The article highlights several common themes and recommendations of pain management endorsed by all guidelines, including:
- use of non-pharmacologic therapy and non-opioid pharmacologic therapy;
- assessment of an individual's likely benefit and risk prior to initiating opioid treatment;
- development and implementation of strategies to maintain patient safety and minimize the risk of opioid misuse based on patient history and risk factors;
- continuous monitoring and regular evaluations of effectiveness and necessity of opioid therapy;
- patient education on goals of treatment and safer use of opioid analgesics;
- optimization of adjuvant analgesics, psychosocial support, and interventional therapies in conjunction with opioid therapy; and
- gradual opioid dose reduction, when indicated, to prevent withdrawal symptoms.
CDC Offers Clarification
Additionally, the CDC issued a clarification stating that their guidelines were developed to provide recommendations for primary care clinicians who prescribe opioids for patients with chronic pain outside of active cancer treatment, palliative care, and end-of-life care. Moreover, it was not intended to deny clinically appropriate opioid therapy to any patients who suffer acute or chronic pain from conditions such as cancer and sickle cell disease, but rather to ensure that physicians and patients consider all safe and effective treatment options for pain management with the goal of reducing inappropriate use.
The CDC further notes that clinical practice guidelines released by bodies such as ASCO and NCCN addressing pain control for survivors of cancer, which were published and/or updated more recently than the CDC's guidelines, provide useful guidance on the unique considerations when using opioids to control pain in cancer survivors without deteriorating the current opioid crisis.
“While curbing opioid abuse is an important public health priority, we must ensure that mitigation efforts do not create further barriers to care for people with sickle cell disease and cancer,” noted ASH President Stephanie Lee, MD, MPH, of Fred Hutchison Cancer Research Center.
Clifford A. Hudis, MD, CEO of ASCO, also praised the clarification, calling it necessary to clear up confusion and prevent inappropriate coverage decisions.
“Gaining clarification from the CDC on its pain management guideline was critically important because, while it clearly states that it is not intended to apply to people with cancer, many payers misinterpreted it and are using it to make opioid coverage determination—inappropriately—for that exact population. Addressing the misuse of opioids will require changes within the health care delivery system that protect the public and limit the potential for abuse, while also ensuring access to medically appropriate medication for individuals who live with severe chronic pain. An evidence-based approach will help make sure that one national crisis does not become two.”

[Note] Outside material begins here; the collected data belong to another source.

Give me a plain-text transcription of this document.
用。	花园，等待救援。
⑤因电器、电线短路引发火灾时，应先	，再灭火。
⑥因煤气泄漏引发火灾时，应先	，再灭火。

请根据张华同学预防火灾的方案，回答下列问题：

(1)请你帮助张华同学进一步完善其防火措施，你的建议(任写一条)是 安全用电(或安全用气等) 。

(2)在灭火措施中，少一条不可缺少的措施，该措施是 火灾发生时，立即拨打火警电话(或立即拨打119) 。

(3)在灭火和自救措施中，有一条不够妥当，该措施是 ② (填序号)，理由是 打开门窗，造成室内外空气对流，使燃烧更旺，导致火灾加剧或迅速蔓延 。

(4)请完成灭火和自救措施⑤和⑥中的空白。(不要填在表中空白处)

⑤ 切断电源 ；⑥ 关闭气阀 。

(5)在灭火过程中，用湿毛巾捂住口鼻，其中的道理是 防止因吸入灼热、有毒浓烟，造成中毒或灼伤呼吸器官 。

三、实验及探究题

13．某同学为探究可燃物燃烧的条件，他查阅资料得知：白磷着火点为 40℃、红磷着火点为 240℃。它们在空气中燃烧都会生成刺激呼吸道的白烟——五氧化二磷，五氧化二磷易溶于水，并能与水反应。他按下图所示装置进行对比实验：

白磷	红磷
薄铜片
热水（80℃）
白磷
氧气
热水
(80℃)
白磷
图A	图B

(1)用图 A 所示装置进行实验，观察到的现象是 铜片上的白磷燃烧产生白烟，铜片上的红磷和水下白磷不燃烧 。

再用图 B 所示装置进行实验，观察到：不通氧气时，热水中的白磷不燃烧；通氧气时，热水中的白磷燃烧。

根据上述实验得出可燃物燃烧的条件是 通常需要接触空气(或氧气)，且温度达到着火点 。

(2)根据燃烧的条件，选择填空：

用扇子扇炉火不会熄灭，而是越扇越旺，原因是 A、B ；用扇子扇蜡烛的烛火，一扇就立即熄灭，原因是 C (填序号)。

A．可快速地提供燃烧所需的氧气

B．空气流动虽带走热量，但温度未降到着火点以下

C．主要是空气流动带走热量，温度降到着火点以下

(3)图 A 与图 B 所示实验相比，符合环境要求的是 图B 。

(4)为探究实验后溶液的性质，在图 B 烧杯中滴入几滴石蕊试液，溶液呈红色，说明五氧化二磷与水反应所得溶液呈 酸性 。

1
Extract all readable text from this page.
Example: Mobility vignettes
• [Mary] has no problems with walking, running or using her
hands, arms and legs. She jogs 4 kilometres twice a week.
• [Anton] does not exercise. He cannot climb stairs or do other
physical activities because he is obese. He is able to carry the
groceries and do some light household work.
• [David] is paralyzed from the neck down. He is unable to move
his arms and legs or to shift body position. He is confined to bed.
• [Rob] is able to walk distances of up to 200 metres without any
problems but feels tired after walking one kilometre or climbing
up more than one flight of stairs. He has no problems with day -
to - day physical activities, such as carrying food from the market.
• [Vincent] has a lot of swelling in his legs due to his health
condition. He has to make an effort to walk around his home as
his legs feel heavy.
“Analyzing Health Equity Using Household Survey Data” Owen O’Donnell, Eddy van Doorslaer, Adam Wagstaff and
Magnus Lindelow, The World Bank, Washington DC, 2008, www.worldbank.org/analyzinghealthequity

Overall, the hope is that publication of this paper represents a first step toward providing clarity regarding perceived guideline variance and advocating that clinical decision-making should be based on the relationship between the clinician and patient, with an understanding of the patient's clinical situation, functioning, and life context, as well as careful consideration of the benefits and risk of all treatment options, including opioid therapy. The meeting participants agreed that further utilization of clinical practice guidelines as a resource is needed to help inform policy, coverage determinations, and treatment decisions for safe, appropriate pain management.
Dibash Kumar Das is a contributing writer.